In other words, SS will create ALL THE ROWS for a CTE before it processes the main query, whether it will need all those rows or not, and you can't put an index on a CTE.
Slow and disk intensive. Bleh! Better to create 2 temp tables and index them: 1 for the current order and 1 for the previous order.
Then join. Last time I did that the stored proc went from 2 hours to 20 minutes.

Good explanation.

Just out of curiousity - how many records took 20 minutes ?

davidawest00 SSC Enthusiast Points: 123 More actions · Answer 11

It was to get the latest + previous purchase per customer...about 40 million out of 60-80 million rows...twice.

Once for current and once for previous.

Luis Cazares SSC Guru Points: 183706 More actions · Answer 12

These articles with real life examples are great to help people get rid of cursors and change the mentalities.

I just wanted to make 2 comments:

For sample data, create a table (even a temp table) to prevent repeating the creation of sample data each time to concentrate in the real solution. This will also help define the correct data types.

CREATE TABLE MYTABLE(

ID int,

ORDER_ID char(6),

CODE char(2),

ORDER_DATE date

);

INSERT INTO MYTABLE

VALUES

(1, 'ORDER1', 'DS', '20151001'),

(2, 'ORDER2', 'DS', '20151001'),

(5, 'ORDER2', 'DS', '20151002'),

(3, 'ORDER3', 'DS', '20151001'),

(6, 'ORDER3', 'AG', '20151002'),

(8, 'ORDER3', 'AG', '20151003'),

(4, 'ORDER4', 'DS', '20151001'),

(7, 'ORDER4', 'AG', '20151002'),

(9, 'ORDER4', 'DS', '20151003');

Second, I found that there might be an alternative that can give a simpler plan. I'm not sure if that means better performance, but it usually helps. The secret is to reuse your windows as much as possible.

WITH cteGET_MAX_DATE_AND_CODE

AS (

SELECT

H1.ID,

H1.ORDER_ID,

H1.CODE,

H1.ORDER_DATE,

ROW_NUMBER() --Identify the latest row for each ORDER

OVER (PARTITION BY ORDER_ID ORDER BY ORDER_DATE DESC) AS ROW_NUM,

LEAD(H1.CODE,1) --Get the code 1 row before the current row.

OVER (PARTITION BY ORDER_ID

ORDER BY ORDER_DATE DESC) AS PREVIOUS_CODE

FROM MYTABLE H1

)

SELECT

ID, ORDER_ID, CODE, PREVIOUS_CODE, ORDER_DATE

FROM cteGET_MAX_DATE_AND_CODE

WHERE

ROW_NUM = 1

AND CODE != PREVIOUS_CODE

AND PREVIOUS_CODE IS NOT NULL;

Luis C.
General Disclaimer:
Are you seriously taking the advice and code from someone from the internet without testing it?

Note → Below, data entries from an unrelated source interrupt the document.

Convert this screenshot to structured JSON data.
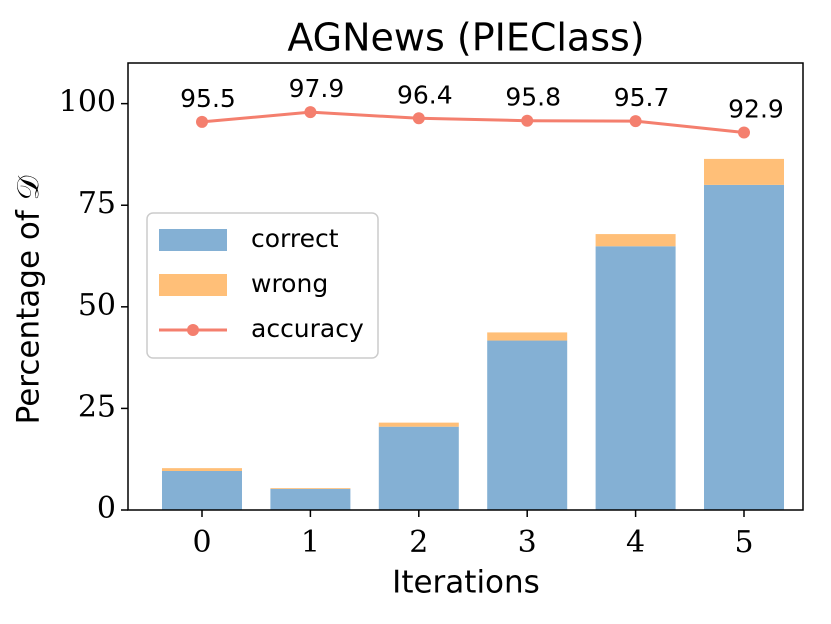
{
  "chart_data": {
    "type": "bar",
    "stacked": true,
    "title": "AGNews (PIEClass)",
    "xlabel": "Iterations",
    "ylabel": "Percentage of 𝒟",
    "categories": [
      "0",
      "1",
      "2",
      "3",
      "4",
      "5"
    ],
    "series": [
      {
        "name": "correct",
        "color": "#84b0d4",
        "values": [
          9.6,
          5.2,
          20.5,
          41.7,
          64.9,
          80.0
        ]
      },
      {
        "name": "wrong",
        "color": "#ffbf78",
        "values": [
          0.7,
          0.2,
          1.0,
          2.0,
          3.0,
          6.4
        ]
      },
      {
        "name": "accuracy",
        "type": "line",
        "color": "#f47f6e",
        "values": [
          95.5,
          97.9,
          96.4,
          95.8,
          95.7,
          92.9
        ]
      }
    ],
    "ylim": [
      0,
      110
    ],
    "yticks": [
      0,
      25,
      50,
      75,
      100
    ],
    "legend": "center left",
    "grid": false
  }
}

Do you at least understand it? Or can it easily kill your server?

How to post data/code on a forum to get the best help: Option 1 / Option 2

AdamE SSC Enthusiast Points: 131 More actions · Answer 13

Agreed, always look to use new features.

We have a couple of old 2008R2 servers and are sometimes forced to go old school on a few queries, hence my post.

I'd be interested in the analysis of the execution plans if someone wants to step up?

j-1064772 SSCertifiable Points: 5316 More actions · Answer 14

The execution plans do not tell the whole story. I have seen some cases by Gila Monster where the execution was simplified but the load on the server was not improved (roughly same execution time.